Interactive memory leak hunting

Another way of using the Memleak tool is to validate a hypothesis about memory management in an application. Such a hypothesis could for example be "when I remove all contacts from my contact list, no Contact objects should be left in the system". Because of the interactive nature of the Memleak tool, this is a very powerful way of finding leaks, especially in an interactive application. A huge amount of such scenarios can be tested without interruptions caused by, for example, dumping heaps to files. If done well and with enough systems knowledge, finding the leaks can be a very quick business.

For example, consider a simple address book application. The application is a self-contained Swing application implemented in a single class named AddressBook. The class contains a few inner classes, of which one is the representation of a contact—AddressBook$Contact. In the application, we can add and remove contacts in the address book. One hypothesis we may want to test is that we do not leak contacts.

The Memleak tool normally only shows types that occupy more than 0.1 percent of the heap, or the amount of data in the general case would be overwhelming. We are normally not interested in types not heavily involved in leaks, and as time passes, the interesting ones tend to occupy quite a lot of the heap anyway. However, most leaks usually only occupy a tiny fraction of the heap until the leaking application has run for quite some time. In order to detect memory leaks earlier, this setting can be changed to 0 so that all types are shown, regardless of their used heap space. This can be done in the preferences, as shown in the following screenshot:

Interactive memory leak hunting

We then filter out the classes related to the hypothesis that we want to test and watch how they behave while we run the application.

Note

Remember from Chapter 7, The Management Console, that the filter boxes in JRockit Mission Control can use regular expressions by entering the prefix regexp.

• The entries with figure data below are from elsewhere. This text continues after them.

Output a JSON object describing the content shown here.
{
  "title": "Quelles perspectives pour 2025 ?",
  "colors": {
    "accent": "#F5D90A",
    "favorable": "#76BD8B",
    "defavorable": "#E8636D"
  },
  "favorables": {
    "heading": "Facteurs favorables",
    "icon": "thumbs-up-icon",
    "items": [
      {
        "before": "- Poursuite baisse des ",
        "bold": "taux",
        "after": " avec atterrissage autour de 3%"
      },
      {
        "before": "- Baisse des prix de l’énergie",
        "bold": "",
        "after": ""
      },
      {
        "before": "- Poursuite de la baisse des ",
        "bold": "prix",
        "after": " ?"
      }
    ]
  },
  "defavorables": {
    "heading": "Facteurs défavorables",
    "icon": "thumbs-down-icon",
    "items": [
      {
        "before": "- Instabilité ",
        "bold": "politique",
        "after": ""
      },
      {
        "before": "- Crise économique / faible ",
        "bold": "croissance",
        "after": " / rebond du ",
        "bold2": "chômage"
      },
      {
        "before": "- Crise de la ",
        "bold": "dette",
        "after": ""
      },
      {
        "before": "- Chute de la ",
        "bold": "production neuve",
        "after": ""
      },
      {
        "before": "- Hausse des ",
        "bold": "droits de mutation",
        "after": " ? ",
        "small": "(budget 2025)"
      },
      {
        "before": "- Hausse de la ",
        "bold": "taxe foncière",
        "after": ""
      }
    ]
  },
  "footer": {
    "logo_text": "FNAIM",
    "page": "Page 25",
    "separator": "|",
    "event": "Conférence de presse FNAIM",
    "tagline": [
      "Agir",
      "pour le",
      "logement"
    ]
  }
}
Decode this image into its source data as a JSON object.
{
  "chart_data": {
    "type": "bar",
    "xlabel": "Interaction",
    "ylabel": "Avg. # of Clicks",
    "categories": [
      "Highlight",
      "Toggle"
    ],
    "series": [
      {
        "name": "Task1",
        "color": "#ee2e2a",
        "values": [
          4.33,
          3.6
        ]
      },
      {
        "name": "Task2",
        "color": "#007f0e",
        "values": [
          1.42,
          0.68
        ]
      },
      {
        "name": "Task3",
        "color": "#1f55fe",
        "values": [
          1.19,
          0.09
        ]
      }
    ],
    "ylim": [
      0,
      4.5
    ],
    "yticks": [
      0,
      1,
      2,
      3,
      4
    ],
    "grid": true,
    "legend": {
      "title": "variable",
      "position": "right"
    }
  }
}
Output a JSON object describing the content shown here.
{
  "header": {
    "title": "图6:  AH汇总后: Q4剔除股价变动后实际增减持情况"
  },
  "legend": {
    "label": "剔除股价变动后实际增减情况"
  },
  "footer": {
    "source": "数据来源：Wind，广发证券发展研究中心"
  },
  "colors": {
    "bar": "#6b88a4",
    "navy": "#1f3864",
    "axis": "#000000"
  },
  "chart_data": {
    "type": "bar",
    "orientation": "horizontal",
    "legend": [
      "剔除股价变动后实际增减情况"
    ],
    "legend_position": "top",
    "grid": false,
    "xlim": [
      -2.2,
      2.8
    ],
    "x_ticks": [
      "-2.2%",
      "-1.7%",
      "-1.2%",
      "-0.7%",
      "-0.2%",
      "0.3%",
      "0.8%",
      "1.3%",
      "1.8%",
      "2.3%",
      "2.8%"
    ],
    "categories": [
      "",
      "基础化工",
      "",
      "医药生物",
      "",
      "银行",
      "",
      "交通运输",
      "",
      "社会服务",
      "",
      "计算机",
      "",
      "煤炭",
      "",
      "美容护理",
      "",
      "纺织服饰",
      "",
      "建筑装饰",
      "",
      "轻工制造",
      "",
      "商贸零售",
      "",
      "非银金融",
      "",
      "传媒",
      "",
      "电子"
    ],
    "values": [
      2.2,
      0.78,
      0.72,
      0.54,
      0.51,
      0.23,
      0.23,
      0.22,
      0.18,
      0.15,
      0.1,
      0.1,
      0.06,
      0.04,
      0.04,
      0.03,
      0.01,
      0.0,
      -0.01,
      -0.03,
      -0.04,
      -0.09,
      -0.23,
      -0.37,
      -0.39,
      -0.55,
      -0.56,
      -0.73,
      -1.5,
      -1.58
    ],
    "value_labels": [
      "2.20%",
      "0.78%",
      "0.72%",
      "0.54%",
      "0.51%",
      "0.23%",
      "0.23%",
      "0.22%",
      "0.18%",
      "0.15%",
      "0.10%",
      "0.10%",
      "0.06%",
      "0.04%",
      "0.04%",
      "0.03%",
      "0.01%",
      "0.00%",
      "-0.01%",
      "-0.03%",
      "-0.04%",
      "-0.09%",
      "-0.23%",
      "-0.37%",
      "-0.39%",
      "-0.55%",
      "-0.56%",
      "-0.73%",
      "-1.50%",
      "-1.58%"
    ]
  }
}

In the following screenshot, three addresses have been removed from the AddressBook, but the number of Contact instances remain at the original eight:

Interactive memory leak hunting

Removing all of them will still leave all eight of the original AddressBook$Contact instances in the system. There is indeed a memory leak.

Tip

To get the Memleak tool to react faster to the changes on the heap, the trend refresh interval (shown in the preference screenshot earlier) can be lowered.

Now, as all the remaining instances are unintentionally retained, drilling down into any of them will be sufficient for tracking down the leak. Simply click on List all instances from the context menu in the trend table and then add any of the instances to the Instance Graph. The path to root referrer in the example reveals that the contacts are retained in some sort of index map named numberToContact. The developer of the application should be familiar with this structure and know where to look for it in the code. If we ensure that we remove the Contact objects from the index map as well as from the contact list, the leak will go away.

Interactive memory leak hunting

The recipe for interactively testing for memory leaks is:

  1. Formulate a hypothesis, such as "When I close my Eclipse PHP Editor, I expect the editor instance and the instances associated with it to go away".
  2. Filter out the classes of interest in the trend table.
  3. See how they are freed and allocated as the hypothesis is tested.
  4. If a memory leak is found, it is usually quite easy to find a leaking instance and locate the problem by tracing the path to the root referrer.